When I was six months pregnant with my son, I drove 2000 miles to southern California and back in my 1989 Volkswagon Vanagon with my two year-old daughter and my boxer dog in tow. I did this all with no stereo, no phone, and no electronics and I loved every minute of it.
Recently I read the book Quiet by Susan Cain. The book hit home for me. Quiet, The Power of Introverts in a World That Can’t Stop Talking, reminded me that I’m just fine the way I am. Introverted. Of course I know that I’m okay, but in a world full of extroverts, a world that praises extroverted qualities and living with two extroverts (now that my daughter and fellow introvert is away at college), life can be trying and often I feel awkward and guilty about wanting to be lone.

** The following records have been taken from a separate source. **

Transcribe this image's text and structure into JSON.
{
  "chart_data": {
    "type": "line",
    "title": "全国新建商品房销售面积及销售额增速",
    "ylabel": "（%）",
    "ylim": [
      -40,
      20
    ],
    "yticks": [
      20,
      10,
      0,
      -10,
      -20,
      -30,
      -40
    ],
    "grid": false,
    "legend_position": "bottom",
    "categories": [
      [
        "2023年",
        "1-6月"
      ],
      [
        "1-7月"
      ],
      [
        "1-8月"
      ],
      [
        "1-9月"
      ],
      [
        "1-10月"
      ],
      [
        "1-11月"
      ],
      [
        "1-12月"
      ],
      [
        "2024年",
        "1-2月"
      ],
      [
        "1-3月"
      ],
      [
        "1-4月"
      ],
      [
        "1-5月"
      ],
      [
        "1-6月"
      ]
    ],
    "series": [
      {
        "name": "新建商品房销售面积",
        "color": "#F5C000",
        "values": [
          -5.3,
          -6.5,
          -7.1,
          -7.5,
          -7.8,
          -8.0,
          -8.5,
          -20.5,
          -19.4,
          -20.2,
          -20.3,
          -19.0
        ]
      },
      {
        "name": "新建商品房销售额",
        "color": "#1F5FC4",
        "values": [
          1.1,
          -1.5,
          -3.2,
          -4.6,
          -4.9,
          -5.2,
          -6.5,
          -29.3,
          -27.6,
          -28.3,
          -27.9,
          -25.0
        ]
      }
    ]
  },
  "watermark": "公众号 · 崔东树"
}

To those who meet me on the street I may not seem like an introvert. But I am. Being introverted does not necessarily mean you live in a hovel warded off from the world, it means that you recharge by being alone. When I was young I never really thought about being extroverted or introverted, I was shy but enjoyed my friends and my teammates. I was active and social but over a majority of my life I lived alone or occasionally with one roommate who was in and out of the apartment, so I always had time to myself. It was not until I got married, got dogs, had kids and then had my husband start working out of the home that my need for alone time increased and the anxious feeling in my gut started following me around.
I first discovered I was an introvert when my son was in preschool. The preschool instructor gave us information to help determine if our child was introverted or extroverted so that we could better understand their needs. I don’t remember what I thought my son was at the time, but I looked at the list about introverts and thought, that is me. The number one thing that spoke to me was that I recharge by being alone. I enjoy being with people but after being around them a lot, I need a break.
To extroverts (like my husband) this makes no sense because for them it is the opposite, they get energised by people. Of course it’s not always one or the other, people lie on a spectrum between the two, introvert and extrovert, but knowing your tendencies can be beneficial.
My best friend Leslie, who I met in middle school and knows me better than I know myself, is the one who suggested that I read Quiet, she said, “It’s kind of preaching to the chair, but you’ll like it.” She was right. It was a reminder to me that I crave alone time and to be happy in a busy extroverted world, I need to find time for myself.
I’ve struggled to do this over the last few years, with a busy family schedule and a house that is never empty, so I’m always searching for ways to be alone. But most of the time means doing something as simple as taking a walk, driving my car with the radio off, or sitting alone at a track meet or basketball game. For me creating some quiet helps me to be happy. And being happy gives me the energy to write and do the things I love.
What do you need to do in order to write, to live your life in the way that you want to live it, to be happy?
WRITING PROMPT: Chose one of the following words and write about it… Quiet. Introvert. Extrovert.